Les perspectives d’un règlement amiable de la crise des missiles nucléaires et balistiques nord-coréens sont devenus improbables le 4 juillet dernier, lorsque Pyongyang a lancé Hwasong-14, sa dernière version du missile balistique intercontinental.
Le dictateur nord-coréen Kim Jong Un l’a qualifié de cadeau du Jour de l’Indépendance, fêté le 4 juillet aux États-Unis.
La Corée du Nord a effectué son cinquième essai nucléaire en septembre dernier, faisant exploser une bombe de 20 à 30 kilotonnes. Cela a déclenché de graves tensions qui caractérisent ces derniers mois les relations de Pyongyang avec les États-Unis et les pays de l’Asie du Nord-Est.
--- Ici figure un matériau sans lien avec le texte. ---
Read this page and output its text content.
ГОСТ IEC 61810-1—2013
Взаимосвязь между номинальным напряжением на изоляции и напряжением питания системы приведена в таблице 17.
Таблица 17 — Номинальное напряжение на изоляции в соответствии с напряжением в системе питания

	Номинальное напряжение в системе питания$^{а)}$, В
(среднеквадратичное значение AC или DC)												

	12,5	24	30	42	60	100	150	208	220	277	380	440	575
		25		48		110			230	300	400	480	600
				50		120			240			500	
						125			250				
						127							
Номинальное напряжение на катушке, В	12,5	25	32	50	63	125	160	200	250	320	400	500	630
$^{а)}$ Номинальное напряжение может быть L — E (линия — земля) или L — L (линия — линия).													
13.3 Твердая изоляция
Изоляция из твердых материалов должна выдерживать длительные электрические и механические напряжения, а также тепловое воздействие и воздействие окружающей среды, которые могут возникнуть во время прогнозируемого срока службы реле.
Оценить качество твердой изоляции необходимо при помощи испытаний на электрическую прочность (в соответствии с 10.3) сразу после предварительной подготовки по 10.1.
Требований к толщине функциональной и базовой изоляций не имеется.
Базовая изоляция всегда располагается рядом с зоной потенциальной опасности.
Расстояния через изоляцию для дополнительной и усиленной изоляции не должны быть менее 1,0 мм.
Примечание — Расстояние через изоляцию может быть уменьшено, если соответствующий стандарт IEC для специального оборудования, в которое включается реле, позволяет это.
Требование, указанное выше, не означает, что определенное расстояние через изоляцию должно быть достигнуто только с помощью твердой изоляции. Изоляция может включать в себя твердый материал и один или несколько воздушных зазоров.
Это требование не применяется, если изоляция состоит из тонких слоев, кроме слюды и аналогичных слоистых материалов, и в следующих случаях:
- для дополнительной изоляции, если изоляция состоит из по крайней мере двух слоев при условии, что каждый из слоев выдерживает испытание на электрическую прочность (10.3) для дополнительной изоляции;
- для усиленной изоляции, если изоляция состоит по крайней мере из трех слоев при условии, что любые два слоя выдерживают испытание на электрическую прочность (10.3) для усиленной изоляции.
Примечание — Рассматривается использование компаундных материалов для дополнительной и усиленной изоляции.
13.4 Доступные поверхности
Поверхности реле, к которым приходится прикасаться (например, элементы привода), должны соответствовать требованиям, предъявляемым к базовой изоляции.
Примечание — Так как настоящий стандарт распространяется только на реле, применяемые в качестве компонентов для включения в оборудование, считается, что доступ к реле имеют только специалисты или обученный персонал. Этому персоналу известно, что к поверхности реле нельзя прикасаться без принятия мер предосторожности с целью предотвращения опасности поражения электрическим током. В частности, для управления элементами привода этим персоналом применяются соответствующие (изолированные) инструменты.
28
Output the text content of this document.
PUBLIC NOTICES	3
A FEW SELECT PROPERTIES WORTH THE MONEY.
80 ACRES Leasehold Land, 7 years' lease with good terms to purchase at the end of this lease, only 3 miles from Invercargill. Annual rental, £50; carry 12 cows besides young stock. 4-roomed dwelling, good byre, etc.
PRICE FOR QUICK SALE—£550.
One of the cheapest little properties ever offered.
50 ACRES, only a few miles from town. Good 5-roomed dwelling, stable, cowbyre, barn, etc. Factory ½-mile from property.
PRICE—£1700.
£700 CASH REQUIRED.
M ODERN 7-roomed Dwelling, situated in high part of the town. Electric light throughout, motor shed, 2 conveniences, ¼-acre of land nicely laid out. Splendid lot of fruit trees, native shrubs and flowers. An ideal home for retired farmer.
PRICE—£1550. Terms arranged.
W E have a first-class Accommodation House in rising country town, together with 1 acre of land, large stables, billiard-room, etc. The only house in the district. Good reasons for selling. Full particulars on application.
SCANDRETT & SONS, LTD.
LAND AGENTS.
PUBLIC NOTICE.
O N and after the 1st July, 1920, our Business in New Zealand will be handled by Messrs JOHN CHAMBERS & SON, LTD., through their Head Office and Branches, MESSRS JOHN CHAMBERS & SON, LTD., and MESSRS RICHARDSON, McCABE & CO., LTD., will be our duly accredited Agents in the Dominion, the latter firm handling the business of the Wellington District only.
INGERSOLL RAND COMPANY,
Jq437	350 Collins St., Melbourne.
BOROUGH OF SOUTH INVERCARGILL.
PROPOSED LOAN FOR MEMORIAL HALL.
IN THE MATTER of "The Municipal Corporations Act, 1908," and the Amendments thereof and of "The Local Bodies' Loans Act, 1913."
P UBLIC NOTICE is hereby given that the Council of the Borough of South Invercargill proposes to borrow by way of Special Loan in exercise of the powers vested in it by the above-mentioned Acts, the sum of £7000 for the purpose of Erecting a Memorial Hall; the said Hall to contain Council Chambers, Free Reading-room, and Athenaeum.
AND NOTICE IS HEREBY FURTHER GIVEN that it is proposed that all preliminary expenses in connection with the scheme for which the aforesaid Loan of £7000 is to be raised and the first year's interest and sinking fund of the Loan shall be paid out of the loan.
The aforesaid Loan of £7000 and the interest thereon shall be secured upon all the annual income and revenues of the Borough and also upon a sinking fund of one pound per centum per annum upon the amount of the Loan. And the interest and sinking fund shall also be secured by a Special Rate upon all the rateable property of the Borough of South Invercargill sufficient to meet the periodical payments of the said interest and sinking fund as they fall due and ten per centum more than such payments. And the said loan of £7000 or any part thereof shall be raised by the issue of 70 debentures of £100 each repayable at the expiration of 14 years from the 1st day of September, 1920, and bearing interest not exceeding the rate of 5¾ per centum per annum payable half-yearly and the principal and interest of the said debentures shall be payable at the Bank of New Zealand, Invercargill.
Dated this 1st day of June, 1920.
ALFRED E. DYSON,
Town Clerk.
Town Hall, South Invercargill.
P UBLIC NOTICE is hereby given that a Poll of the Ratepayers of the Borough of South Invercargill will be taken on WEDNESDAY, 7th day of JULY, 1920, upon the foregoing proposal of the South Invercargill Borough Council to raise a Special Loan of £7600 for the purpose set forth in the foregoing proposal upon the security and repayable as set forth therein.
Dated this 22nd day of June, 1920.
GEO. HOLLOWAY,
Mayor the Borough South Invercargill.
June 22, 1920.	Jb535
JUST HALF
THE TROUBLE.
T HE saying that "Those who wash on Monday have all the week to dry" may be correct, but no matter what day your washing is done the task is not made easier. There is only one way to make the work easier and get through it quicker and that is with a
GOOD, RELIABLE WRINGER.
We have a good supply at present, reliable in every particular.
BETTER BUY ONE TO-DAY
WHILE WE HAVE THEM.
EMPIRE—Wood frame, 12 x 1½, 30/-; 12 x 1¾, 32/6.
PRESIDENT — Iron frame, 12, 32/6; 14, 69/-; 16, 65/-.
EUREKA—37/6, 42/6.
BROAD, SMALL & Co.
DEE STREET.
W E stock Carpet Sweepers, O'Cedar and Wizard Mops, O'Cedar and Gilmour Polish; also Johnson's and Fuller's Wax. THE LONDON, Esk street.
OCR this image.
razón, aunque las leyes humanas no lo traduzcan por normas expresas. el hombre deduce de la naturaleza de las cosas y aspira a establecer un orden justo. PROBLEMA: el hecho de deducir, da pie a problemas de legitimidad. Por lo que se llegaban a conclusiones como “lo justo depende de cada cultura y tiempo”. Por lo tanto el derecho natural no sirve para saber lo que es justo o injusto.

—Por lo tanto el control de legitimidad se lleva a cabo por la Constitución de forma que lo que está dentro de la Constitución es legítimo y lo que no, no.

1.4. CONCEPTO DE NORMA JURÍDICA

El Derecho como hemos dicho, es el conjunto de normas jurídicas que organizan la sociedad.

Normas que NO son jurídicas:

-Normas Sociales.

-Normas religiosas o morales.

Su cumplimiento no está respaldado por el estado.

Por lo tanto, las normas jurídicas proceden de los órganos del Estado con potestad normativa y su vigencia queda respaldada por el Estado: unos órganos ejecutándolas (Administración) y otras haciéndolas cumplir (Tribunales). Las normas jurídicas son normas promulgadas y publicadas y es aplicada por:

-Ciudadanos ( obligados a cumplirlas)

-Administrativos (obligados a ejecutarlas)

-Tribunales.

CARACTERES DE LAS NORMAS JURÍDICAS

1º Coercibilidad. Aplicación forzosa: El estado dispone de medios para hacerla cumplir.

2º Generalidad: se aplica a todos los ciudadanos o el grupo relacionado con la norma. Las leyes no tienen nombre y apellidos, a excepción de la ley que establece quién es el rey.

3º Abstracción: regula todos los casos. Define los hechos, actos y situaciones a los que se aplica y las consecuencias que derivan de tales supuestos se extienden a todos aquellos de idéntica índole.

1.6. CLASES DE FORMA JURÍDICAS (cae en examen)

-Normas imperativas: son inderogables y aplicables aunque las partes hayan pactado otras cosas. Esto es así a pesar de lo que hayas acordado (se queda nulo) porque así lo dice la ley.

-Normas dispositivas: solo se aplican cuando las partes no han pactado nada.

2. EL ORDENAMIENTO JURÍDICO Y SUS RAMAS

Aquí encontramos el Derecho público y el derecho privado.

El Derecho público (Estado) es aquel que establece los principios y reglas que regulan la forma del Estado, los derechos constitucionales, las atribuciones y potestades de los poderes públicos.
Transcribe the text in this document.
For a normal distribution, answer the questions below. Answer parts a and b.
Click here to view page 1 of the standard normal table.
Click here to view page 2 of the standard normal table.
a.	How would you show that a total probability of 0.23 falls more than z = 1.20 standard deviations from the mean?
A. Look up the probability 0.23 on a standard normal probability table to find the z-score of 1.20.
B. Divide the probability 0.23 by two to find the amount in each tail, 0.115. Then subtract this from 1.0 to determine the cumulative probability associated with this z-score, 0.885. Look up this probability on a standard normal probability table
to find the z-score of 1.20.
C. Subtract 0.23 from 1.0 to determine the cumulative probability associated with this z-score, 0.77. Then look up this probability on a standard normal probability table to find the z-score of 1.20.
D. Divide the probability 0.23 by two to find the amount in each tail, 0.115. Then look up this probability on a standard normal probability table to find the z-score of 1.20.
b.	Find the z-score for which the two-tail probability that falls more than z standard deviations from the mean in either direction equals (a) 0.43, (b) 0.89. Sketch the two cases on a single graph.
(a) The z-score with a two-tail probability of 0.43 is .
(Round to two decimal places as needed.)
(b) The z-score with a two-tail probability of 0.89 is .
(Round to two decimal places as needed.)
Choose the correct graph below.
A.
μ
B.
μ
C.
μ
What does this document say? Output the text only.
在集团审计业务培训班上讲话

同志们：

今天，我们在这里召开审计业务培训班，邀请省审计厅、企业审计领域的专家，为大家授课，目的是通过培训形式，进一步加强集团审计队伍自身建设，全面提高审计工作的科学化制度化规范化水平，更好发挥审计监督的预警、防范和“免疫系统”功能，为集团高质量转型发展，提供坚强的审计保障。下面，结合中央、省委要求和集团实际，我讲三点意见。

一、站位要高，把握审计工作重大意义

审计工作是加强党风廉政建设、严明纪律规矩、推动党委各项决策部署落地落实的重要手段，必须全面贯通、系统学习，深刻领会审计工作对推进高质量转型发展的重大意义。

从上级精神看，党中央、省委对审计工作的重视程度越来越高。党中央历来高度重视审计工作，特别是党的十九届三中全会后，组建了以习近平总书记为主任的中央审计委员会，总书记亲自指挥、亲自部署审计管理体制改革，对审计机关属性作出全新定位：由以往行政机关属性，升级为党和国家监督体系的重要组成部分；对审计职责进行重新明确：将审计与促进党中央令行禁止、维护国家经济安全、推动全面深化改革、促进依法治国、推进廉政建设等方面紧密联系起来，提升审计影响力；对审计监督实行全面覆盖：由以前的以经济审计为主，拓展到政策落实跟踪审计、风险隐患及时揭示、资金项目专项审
Donald Trump a exprimé sa déception à l’égard du rôle joué par Pékin dans cette crise, déclarant que le dirigeant chinois Xi Jinping et son pays avaient tenté sans réussir à influencer la Corée du Nord. Depuis le test de missile du 4 juillet, Washington a commencé à sanctionner unilatéralement les banques et les entreprises chinoises qu’il accusait d’apporter des centaines de millions de dollars au régime de Pyongyang.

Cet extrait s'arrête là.